After delving into different pre-set attribution models, some businesses choose to build or utilize more advanced multi-channel attribution models (custom models, data-driven attribution models, Markov models, and more). These models are often more complicated than those listed previously, but can provide more detailed and specific information.
Though more complex, other attribution models are often built on the information provided by the previous, less complicated models. So, if you’re using one of those, don’t fret. Everyone starts somewhere. A business typically either has someone on their team who can program these attribution models or they use a third party service to help them create and track the more in-depth models.
More comprehensive attribution models often assign particular values to points in the user journey based on previous data and conversion values. These values are not often set in stone, but are instead dynamic based on user interactions. For example, Google’s Premium Analytics offers data-driven attribution that assigns value to certain touch points and adjusts based on the most recent conversion paths.
Which attribution model should I use?
It depends on multiple factors including which marketing channels your business uses, how extensive your marketing mix is, what your goals are, and how sophisticated you want to get. Businesses just starting out with attribution should definitely take advantage of Google Analytic’s attribution comparison tool. Here you can apply different filters to determine how each attribution model would represent your data. Google Analytics has Last Non-direct click as the default model, so many businesses often use the existing model without changing it.
There is no “one-size-fits-all” method to track all your marketing channels, so do some comparing and testing to see which model you think best represents your industry, your business, your data, and your customer journey.
How does call tracking help with multi-channel attribution?
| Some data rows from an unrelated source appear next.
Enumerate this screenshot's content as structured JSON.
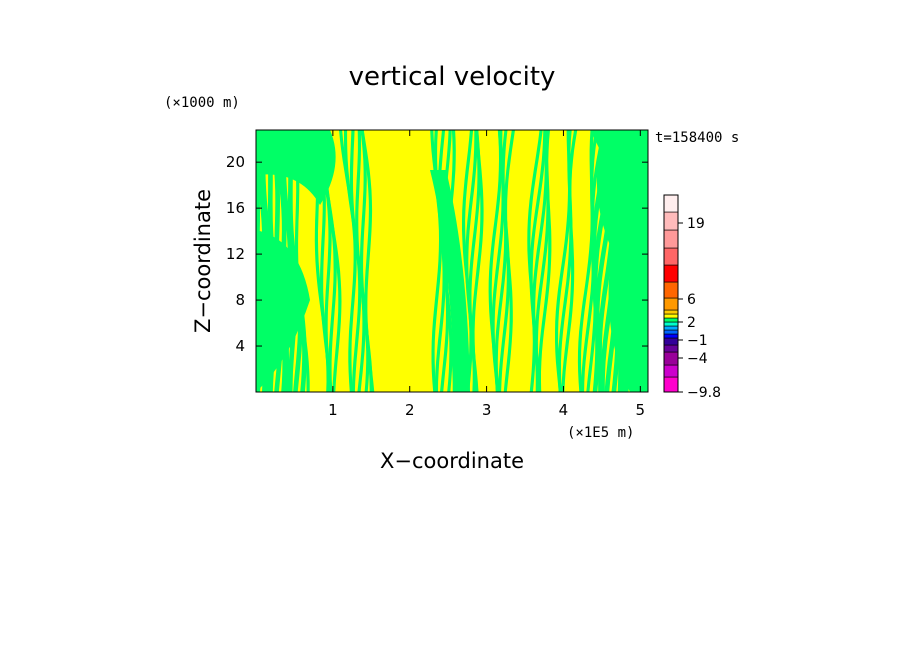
{
  "chart_data": {
    "type": "heatmap",
    "title": "vertical velocity",
    "xlabel": "X−coordinate",
    "ylabel": "Z−coordinate",
    "x_scale_label": "(×1E5 m)",
    "y_scale_label": "(×1000 m)",
    "time_label": "t=158400 s",
    "xlim": [
      0,
      5.1
    ],
    "ylim": [
      0,
      22.8
    ],
    "x_ticks": [
      1,
      2,
      3,
      4,
      5
    ],
    "y_ticks": [
      4,
      8,
      12,
      16,
      20
    ],
    "x_tick_labels": [
      "1",
      "2",
      "3",
      "4",
      "5"
    ],
    "y_tick_labels": [
      "4",
      "8",
      "12",
      "16",
      "20"
    ],
    "dominant_colors": {
      "positive": "#ffff00",
      "negative": "#00ff66"
    },
    "colorbar": {
      "colors": [
        "#ff00cc",
        "#cc00cc",
        "#990099",
        "#660099",
        "#330099",
        "#0000ff",
        "#0066ff",
        "#00aaff",
        "#00ffcc",
        "#00ff66",
        "#ffff00",
        "#ffcc00",
        "#ff9900",
        "#ff6600",
        "#ff0000",
        "#ff6666",
        "#ff9999",
        "#ffbbbb",
        "#ffeeee"
      ],
      "tick_values": [
        -9.8,
        -4,
        -1,
        2,
        6,
        19
      ],
      "tick_labels": [
        "−9.8",
        "−4",
        "−1",
        "2",
        "6",
        "19"
      ]
    }
  }
}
Call tracking can tell you what conversion paths your leads are taking before calling your business for both online and offline marketing campaigns. By using call tracking phone numbers, marketing departments can determine which combinations of marketing efforts are leading to the most calls and the best quality leads.
In this post, we explain, “You can view your attribution information through your Calls By Source report and through your Visitor Timeline for each caller.” Online analytics alone cannot tell you which offline campaigns are also contributing to your marketing and sales success. With call tracking, you can see every touchpoint that’s leading to phone sales and optimize your marketing campaigns based on that data.